Making art is my career. It pays my bills while also being very fulfilling. Lately I’ve been asked to talk on panels and seminars on the topic of making a living with your art. This 26 minute interview, was part of an online series called Starving Artist No More hosted and produced by Heidi Easley.
Heidi interviewed many artists from around the world, gathering tips for artists on how to make a living with your art. The series was broadcast free Feb 1-3, 2017. For more information on her series or to view the other interviews: http:// starvingartistnomoresummit.com
And here are more tips from my book Create Perfect Paintings.
Career Tips for Artists
(1) Make the best paintings you can. Strive to make your work the best it can be. Put your best foot forward in all your efforts, not only with painting, but business aspects as well, such as your website, writing, your portfolio, showing up on time for appointments, following through with commitments, etc.
(2) Develop a clear vision. It’s important to clearly understand what you paint and why. Equally important is to envision how you want a career to relate to your painting. The book “The Answer” by John Assaraf, offers great ideas to create your vision.
(3) Stay open and positive. This is more work than it sounds. It takes a lot of effort to keep from whining, complaining, getting stressed and being negative. But once you create a habit of positive thinking, it releases an enormous amount of energy and adds confidence.
(4) Show your work. Online publishing sites allow you to create a small portable professional looking portfolio for very little cost. Carry it everywhere as you never know what opportunities will come up. Find ways to exhibit your work. Have an exhibition in your studio. Invite friends, and put a posting in the local paper. Ask at your local restaurants, banks and other public venues if you can hang your work on their walls. Donate work to public institutions like colleges and hospitals.
(5) Continually Seek New Venues. Always be on the lookout for better galleries, dealers, and agents to sell your work. Find artists whose work is compatible to yours online or in galleries you may visit, and read their bios to find out where they show. Research galleries, agents, grants and any other information you feel an affinity with to see if you can use these in your own search.
(6) Seek Advice From Experts. To allow more time for you to paint, use specialists to do the work you don’t want. Use coaches for guidance, financial advisors for budgets, photographers for professional shots of your work, lawyers for contracts, web and other tech experts to keep your website running, and social media teams for publicity assistance.
(7) Stay connected with your team.
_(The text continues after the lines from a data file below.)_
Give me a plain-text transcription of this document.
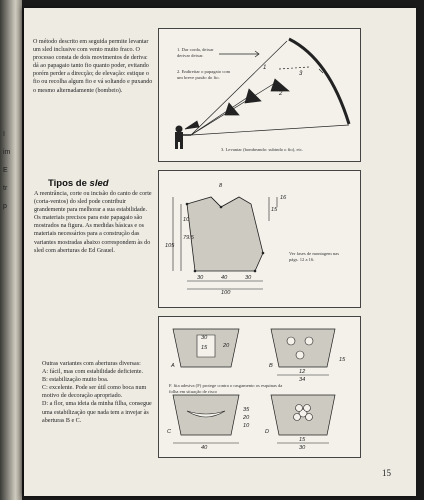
I
im
E
tr
p
O método descrito em seguida permite levantar um sled inclusive com vento muito fraco. O processo consta de dois movimentos de deriva: dá ao papagaio tanto fio quanto poder, evitando porém perder a direcção; de elevação: estique o fio ou recolha algum fio e vá soltando e puxando o mesmo alternadamente (bombeio).
1
2
3
1. Dar corda, deixar derivar deixar.
2. Endireitar o papagaio com um breve puxão do fio.
3. Levantar (bombeando: subindo o fio), etc.
Tipos de sled
A reentrância, corte ou incisão do canto de corte (corta-ventos) do sled pode contribuir grandemente para melhorar a sua estabilidade. Os materiais precisos para este papagaio são mostrados na figura. As medidas básicas e os materiais necessários para a construção das variantes mostradas abaixo correspondem às do sled com aberturas de Ed Grauel.
8
16
15
10
79.5
105
30	40	30
100
Ver fases de montagem nas págs. 12 a 16.
A	B
C	D
30
15	20
12
34
15
35
20
10
40
15
30
F. fita adesiva (F) protege contra o rasgamento os esquinas da folha em situação de risco
Outras variantes com aberturas diversas:
A: fácil, mas com estabilidade deficiente.
B: estabilização muito boa.
C: excelente. Pode ser útil como boca num motivo de decoração apropriado.
D: a flor, uma ideia da minha filha, consegue uma estabilização que nada tem a invejar às aberturas B e C.
15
Stay in touch with anyone who helps you in your career, especially your venues and dealers. Make a list of all those who help you, both friends and business associates. This is your team. Stay in touch regularly. Online correspondence is not enough. Add occasional team get-togethers such as a cocktail party in your studio, or a fun night out.
(8) Protect your time. Be aware and protective of how your time is spent. Eliminating one extra unnecessary activity in your day, such as watching television, can increase time for business tasks, or even more studio painting time.